Every day this week we´ve driven to the train station and reduced our numbers bit by bit.

The South Africans drove away on Monday morning, back to their Camino Cleanup mission. Lillian, a delightful midwife from Florida, took the afternoon train back to her sojourn on the Camino del Norte. Bob stayed another day, and Kathy came then too. Kathy´s been part of the Peaceable since its beginning. Hers is the third name in the guest book. She saw it two weeks after we bought the place, so she´s one of a few who´s watched it develop. A great friend, Kathy. I hope she comes back in September, and joins me and an English friend who are planning to re-conquer the Camino del Salvador (this time without the snow.) Now that I have an idea of where I am going, I want to do it right this time. No more floundering, no rush, no skipped bits, either. Slow and steady. Applications are being accepted now for this epic expedition.

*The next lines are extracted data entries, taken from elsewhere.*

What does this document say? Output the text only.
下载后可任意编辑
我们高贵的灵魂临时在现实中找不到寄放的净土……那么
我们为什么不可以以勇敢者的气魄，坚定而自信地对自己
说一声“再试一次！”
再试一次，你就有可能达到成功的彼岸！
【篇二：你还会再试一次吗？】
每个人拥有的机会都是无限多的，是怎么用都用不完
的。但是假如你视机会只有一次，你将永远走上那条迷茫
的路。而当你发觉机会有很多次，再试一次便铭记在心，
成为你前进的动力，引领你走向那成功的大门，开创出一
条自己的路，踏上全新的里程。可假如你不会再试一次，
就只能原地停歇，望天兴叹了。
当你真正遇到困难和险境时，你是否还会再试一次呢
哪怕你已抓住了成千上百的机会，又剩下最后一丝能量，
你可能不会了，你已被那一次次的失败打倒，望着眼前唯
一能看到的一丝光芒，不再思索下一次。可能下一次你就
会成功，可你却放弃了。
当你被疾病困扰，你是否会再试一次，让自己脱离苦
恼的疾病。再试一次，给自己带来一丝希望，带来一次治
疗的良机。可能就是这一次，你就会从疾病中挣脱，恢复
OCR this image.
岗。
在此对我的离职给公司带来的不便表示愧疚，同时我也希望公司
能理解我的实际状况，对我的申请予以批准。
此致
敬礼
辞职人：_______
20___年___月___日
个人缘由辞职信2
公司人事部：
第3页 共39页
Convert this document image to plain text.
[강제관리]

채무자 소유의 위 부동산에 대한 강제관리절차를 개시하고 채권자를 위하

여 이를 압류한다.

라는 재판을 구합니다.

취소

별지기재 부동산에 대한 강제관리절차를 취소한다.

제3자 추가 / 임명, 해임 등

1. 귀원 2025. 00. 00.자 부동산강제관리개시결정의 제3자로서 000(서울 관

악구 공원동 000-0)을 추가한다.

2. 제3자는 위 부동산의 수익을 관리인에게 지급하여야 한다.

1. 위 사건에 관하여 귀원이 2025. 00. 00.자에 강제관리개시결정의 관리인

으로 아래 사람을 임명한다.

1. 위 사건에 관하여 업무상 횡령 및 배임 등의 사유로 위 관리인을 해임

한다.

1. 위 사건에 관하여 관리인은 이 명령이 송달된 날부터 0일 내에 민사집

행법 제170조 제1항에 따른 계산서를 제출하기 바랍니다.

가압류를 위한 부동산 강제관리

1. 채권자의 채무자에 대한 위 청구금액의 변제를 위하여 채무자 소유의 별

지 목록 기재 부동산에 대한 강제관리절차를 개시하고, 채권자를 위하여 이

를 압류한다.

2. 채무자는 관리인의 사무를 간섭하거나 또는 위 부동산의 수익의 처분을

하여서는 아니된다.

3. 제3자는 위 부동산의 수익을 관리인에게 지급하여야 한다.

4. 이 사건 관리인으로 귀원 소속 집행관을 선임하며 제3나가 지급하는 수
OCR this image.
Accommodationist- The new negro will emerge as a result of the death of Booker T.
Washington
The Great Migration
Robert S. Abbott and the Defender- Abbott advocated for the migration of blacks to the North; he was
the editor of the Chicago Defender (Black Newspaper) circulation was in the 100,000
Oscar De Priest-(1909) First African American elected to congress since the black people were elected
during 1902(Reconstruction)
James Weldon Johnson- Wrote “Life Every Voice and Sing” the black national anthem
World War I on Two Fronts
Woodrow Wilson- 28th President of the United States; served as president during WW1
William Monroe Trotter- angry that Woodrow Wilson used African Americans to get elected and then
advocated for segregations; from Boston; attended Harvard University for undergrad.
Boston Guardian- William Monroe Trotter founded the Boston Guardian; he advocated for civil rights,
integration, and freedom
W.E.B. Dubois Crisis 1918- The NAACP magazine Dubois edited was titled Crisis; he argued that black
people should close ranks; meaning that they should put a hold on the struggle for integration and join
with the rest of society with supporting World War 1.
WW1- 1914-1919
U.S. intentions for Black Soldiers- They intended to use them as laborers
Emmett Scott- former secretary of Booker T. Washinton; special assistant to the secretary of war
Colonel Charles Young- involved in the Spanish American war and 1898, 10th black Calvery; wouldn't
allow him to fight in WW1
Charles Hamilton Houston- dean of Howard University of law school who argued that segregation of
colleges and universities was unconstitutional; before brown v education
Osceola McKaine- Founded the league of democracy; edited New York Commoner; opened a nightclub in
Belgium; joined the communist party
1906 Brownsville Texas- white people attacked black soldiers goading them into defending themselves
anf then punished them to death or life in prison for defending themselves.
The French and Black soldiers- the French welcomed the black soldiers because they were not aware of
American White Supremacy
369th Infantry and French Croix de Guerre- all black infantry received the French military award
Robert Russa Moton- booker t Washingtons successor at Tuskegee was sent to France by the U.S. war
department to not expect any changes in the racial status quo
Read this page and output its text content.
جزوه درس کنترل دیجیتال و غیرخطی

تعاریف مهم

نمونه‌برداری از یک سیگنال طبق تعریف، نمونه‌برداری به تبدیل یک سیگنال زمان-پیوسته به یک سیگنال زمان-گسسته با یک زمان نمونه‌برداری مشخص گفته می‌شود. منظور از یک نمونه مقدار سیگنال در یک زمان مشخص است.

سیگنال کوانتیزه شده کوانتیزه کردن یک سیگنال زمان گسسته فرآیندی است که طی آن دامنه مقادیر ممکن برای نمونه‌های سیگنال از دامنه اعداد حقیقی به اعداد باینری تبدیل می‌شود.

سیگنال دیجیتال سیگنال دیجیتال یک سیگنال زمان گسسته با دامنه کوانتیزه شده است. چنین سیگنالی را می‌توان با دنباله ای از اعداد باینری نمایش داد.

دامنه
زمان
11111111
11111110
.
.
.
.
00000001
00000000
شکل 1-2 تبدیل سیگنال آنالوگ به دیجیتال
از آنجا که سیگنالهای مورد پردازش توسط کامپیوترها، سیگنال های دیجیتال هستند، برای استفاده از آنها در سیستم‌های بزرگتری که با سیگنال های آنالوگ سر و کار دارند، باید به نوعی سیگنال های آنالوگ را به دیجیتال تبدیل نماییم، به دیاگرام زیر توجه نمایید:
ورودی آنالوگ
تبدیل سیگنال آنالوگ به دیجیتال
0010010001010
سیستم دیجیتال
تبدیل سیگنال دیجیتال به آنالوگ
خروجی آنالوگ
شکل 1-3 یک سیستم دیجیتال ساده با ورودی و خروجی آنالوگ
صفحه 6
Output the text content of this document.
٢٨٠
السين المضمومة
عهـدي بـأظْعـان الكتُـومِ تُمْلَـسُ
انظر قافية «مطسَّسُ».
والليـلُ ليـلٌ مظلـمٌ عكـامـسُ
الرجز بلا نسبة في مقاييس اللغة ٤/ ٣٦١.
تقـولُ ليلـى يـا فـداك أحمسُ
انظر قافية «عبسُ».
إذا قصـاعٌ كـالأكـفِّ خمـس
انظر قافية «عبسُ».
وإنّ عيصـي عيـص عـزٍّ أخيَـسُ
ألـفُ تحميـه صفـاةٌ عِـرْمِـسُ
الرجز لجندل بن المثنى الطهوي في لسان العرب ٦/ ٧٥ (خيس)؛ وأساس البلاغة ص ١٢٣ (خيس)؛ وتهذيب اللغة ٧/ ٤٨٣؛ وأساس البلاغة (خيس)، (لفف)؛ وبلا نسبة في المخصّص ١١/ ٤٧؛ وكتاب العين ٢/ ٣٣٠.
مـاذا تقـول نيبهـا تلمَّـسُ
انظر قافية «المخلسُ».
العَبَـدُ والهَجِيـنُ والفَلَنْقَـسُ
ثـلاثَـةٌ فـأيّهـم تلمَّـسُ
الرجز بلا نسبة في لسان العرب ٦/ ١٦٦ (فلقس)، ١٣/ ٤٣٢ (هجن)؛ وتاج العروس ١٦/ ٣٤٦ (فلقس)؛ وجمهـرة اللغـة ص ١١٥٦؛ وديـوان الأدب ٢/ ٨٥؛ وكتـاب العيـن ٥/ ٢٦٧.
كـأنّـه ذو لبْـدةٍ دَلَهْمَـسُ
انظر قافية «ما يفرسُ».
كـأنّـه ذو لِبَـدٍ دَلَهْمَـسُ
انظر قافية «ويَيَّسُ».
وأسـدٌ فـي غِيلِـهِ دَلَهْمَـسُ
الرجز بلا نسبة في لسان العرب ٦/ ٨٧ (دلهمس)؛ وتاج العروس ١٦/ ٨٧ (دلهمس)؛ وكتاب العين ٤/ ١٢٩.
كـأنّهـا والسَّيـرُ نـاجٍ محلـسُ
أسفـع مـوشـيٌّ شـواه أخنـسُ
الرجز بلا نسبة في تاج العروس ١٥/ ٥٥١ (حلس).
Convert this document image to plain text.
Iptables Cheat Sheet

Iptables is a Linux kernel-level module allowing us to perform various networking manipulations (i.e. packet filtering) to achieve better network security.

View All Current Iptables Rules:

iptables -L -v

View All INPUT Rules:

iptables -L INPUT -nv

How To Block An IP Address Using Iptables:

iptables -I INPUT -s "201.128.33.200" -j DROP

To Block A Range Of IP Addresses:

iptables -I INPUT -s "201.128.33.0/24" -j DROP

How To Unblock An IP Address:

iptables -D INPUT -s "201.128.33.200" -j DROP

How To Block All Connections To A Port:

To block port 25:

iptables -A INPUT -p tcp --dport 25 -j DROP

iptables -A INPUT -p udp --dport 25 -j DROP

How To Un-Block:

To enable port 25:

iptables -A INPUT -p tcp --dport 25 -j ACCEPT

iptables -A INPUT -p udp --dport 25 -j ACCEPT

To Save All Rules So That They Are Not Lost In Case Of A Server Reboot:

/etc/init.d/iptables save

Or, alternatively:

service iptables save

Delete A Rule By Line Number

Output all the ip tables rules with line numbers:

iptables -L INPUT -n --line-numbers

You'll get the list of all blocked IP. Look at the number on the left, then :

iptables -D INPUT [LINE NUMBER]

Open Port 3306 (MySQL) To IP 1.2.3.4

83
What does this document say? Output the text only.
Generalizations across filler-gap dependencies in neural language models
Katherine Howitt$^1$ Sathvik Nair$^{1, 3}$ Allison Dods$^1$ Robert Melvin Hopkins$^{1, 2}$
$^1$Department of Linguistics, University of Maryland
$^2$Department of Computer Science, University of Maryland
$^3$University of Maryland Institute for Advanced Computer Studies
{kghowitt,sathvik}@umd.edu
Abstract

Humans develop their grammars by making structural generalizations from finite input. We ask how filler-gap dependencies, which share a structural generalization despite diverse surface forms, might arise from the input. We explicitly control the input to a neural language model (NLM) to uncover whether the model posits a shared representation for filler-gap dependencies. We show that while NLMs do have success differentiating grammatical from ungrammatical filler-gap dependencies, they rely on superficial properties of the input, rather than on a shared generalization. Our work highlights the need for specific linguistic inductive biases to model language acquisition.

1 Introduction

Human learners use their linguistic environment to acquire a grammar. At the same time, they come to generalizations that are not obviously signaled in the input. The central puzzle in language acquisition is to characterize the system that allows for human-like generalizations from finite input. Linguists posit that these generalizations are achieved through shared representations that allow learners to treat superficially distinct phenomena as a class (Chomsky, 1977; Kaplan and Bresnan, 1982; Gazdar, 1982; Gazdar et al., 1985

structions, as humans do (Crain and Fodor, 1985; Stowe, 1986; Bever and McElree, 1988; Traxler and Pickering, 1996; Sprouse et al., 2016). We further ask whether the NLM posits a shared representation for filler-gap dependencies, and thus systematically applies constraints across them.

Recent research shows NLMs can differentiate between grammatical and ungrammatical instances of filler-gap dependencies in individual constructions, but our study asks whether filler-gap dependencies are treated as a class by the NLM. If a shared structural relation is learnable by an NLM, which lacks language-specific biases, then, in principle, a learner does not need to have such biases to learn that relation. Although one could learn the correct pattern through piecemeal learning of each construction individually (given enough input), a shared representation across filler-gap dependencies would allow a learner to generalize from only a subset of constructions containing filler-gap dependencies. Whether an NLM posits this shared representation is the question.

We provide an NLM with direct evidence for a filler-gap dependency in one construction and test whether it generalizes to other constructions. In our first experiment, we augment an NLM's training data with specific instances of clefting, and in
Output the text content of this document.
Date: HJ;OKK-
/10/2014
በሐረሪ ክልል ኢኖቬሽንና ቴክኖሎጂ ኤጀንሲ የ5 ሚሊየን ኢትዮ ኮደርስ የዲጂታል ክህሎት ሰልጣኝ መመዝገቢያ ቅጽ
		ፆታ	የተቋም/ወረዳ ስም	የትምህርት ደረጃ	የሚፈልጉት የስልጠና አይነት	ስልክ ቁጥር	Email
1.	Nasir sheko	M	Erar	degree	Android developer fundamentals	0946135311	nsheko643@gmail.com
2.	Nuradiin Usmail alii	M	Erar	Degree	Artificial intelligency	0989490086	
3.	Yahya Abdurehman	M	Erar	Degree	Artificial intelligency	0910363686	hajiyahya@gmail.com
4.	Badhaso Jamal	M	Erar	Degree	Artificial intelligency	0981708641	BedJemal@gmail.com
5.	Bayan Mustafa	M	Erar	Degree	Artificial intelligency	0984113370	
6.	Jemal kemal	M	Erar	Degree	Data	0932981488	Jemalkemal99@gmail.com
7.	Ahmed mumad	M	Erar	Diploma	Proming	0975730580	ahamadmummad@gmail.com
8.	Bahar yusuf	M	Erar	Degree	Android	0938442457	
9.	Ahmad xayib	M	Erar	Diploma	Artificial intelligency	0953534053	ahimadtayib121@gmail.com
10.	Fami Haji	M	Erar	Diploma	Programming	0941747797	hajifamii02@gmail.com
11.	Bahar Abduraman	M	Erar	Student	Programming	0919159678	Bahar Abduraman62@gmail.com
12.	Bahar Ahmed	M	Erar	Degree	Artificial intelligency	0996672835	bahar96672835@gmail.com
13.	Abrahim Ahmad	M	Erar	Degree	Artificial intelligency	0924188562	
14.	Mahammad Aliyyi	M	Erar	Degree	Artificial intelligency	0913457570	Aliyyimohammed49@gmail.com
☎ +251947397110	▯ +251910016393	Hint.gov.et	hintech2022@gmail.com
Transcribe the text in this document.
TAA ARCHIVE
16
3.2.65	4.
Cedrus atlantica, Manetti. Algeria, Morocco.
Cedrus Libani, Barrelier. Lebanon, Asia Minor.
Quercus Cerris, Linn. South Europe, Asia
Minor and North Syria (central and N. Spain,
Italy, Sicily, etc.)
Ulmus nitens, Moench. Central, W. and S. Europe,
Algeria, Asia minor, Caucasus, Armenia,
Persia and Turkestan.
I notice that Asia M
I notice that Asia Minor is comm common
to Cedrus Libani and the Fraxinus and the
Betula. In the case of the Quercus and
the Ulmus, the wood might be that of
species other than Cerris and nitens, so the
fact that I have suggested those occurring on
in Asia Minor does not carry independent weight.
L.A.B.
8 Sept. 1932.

But all that is far away in the future.

Now, today, there are four more trained people ready to volunteer as hosts on the Camino. An ugly corner of our patio is now turned into level, useable space, a pleasant addition to what retailers call our "outdoor living space." We have a beautiful young Picual olive tree, newly planted in the center of the garden -- a gift from Kathy.

The chicken house has gutters and downspouts now, so the chicks will have much less mud to wade around in when the rain comes back. This healthful improvement may come too late for Blodwyn, who is ailing terribly and inexplicably. I think we may lose her. Veterinarians here don´t treat individual chickens. Neither Paddy nor I knows how to euthanize hens, and we would not have the heart to do it even if we did. And asking a neighbor to whack our chicken may be pushing them a bit far.

Una´s leg is no better. As Tomas would say, "This Una, she is so much a change-ed dog from the past times, Rebekah. Is like I don´t know her no more, she is not noisy, not bluffing so much at birds and Tim, and she´s not much running around ... and these things she like-ed! Poor old lady. I mean Una the poor old lady. But not you Rebekah, listen! You are young still I think."

I am going to miss Tomas and the many twists he gives to English. Tomas is leaving tomorrow, heading back to the unpronounceable Dutch town where he came from, more than a year ago. Kim is going to cry, I think. Those two really like each other.

And so we will be back to three. And Kim says she´s going to start walking again, so maybe we´ll even be two soon.

Imagine that.

Meantime, here are some photos of the people and excitement here. Life is good. Especially after a good siesta.


Gary White said...

What a whirlwind you guys have been through. May the Peaceable be just that for a few days. All is quiet here in Sahagún, what with Elyn sick and me tired and sleeping most of the time. See you soon?

Your Lil Sis - MART said...

Rebekah, I miss you intensely. You are a wonder among the people I know.